A Yahoo spokeswoman said the company's terms of service require the company not to disclose private e-mail communications for its users. Yahoo will turn over the account to family members only after they go through the courts to verify their identity and relationship with the deceased. After 90 days of inactivity, Yahoo deletes the account.
"Emotionally, this is very difficult for all involved," said Yahoo spokeswoman Mary Osako. "However, there are important reasons why we feel it is important to uphold the preferences that are part of the agreement we have with our users regarding their privacy. What all of us are looking for is a path that upholds individual privacy and also fully respects a family's request."
John Ellsworth's battle against Yahoo raises the issue of whether companies should depart from their policies under certain circumstances. Some e-mail providers, such as America Online, allow next-of-kin to access e-mail accounts of the deceased by submitting documents proving the relationship and by faxing a copy of the death certificate. AOL does not require loved ones to go through the courts.
An EarthLink representative said the company also has policies in place for special circumstances involving the death of a family member similar to AOL's. A Microsoft representative could not immediately comment.
The Marines have a system of returning personal items to families and next-of-kin. The families receive the soldier's possessions at the time of death, as well as items in storage at his or her base in the United States, ranging from cars to crates of personal possessions left behind before shipping out. All letters destined for mail are sent to their recipients, and received mail, including opened letters, are sent to their families.
"Each Marine gets a crate or large boxes to pack stuff in," said Marine spokesman Brian Driver. "Whatever's in there gets sent back. Period."
Because infantry on the front lines do not get a Marine e-mail account, many soldiers turn to the couple hundred Internet cafes set uparound Iraq and send correspondences through Web mail providers such as Yahoo, AOL and Microsoft's Hotmail.
Only officers outside the front lines get official Marine e-mail accounts used for interoffice communications. If the officer is killed, the Marines delete the accounts after retrieving messages that could be important for planning.
E-mail has become a source of information about soldiers on the front lines. Images of the war and correspondences to loved ones have helped paint a picture of life in Iraq and Afghanistan, while helping families stay in touch with loved ones serving abroad.
Soldiers killed in action may also have important information in their e-mail accounts to help families settle personal matters, such as closing out accounts or other housekeeping matters.
Ray Everett-Church, a legal expert on privacy issues, said companies should adhere to strong privacy policies, up to a point.
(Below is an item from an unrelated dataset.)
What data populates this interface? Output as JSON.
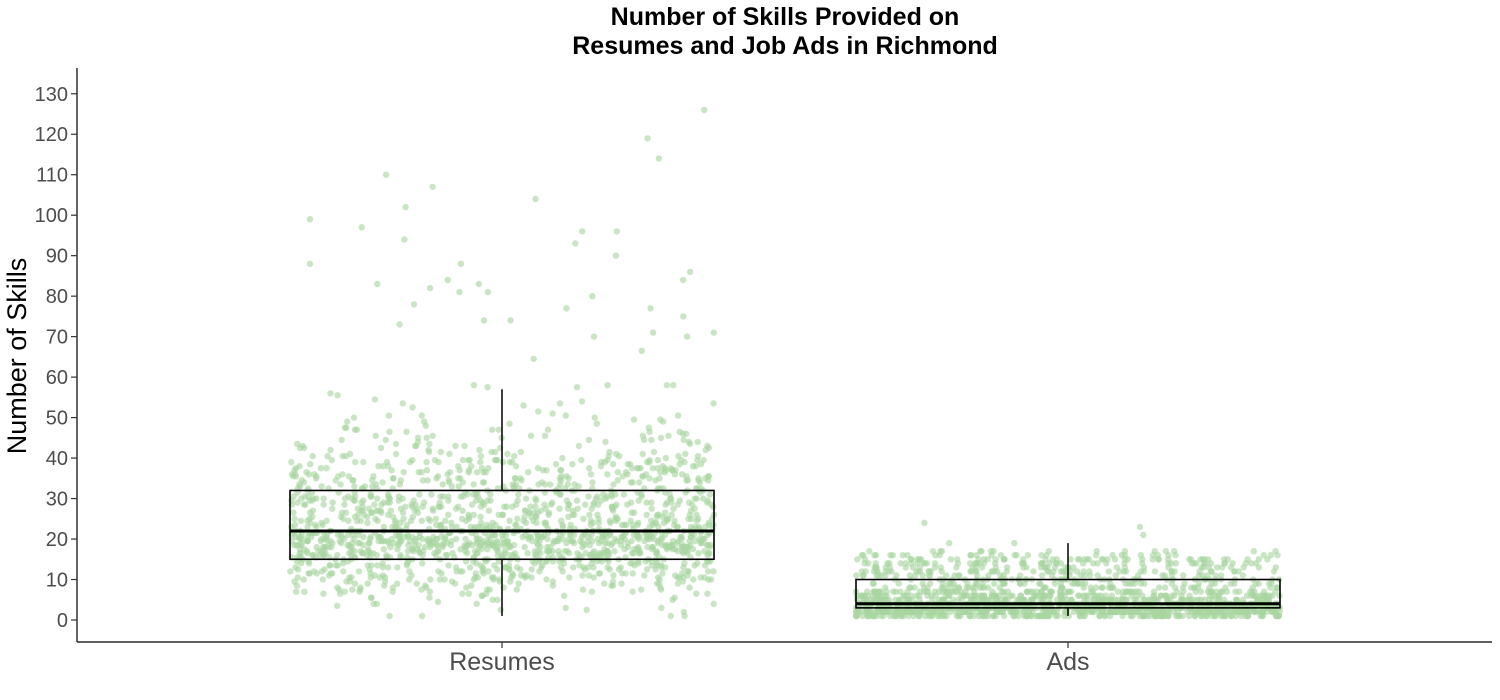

In certain cases such as this, e-mail providers should make exceptions, he said.
"Any well-run organization should be capable of designing policies that adapt to unique and difficult circumstances," Everett-Church said. "In this case, I think that while it's good to have a consistent policy, it's not good to slavishly follow it in all circumstances, particularly one as sensitive as this."
Justin Ellsworth's father was hoping to access his son's e-mail account as one reminder of his son's life.
"I want to be able to remember him in his words," Ellsworth told the Associated Press. "I know he thought he was doing what he needed to do. I want to have that for the future. It's the last thing I have of my son."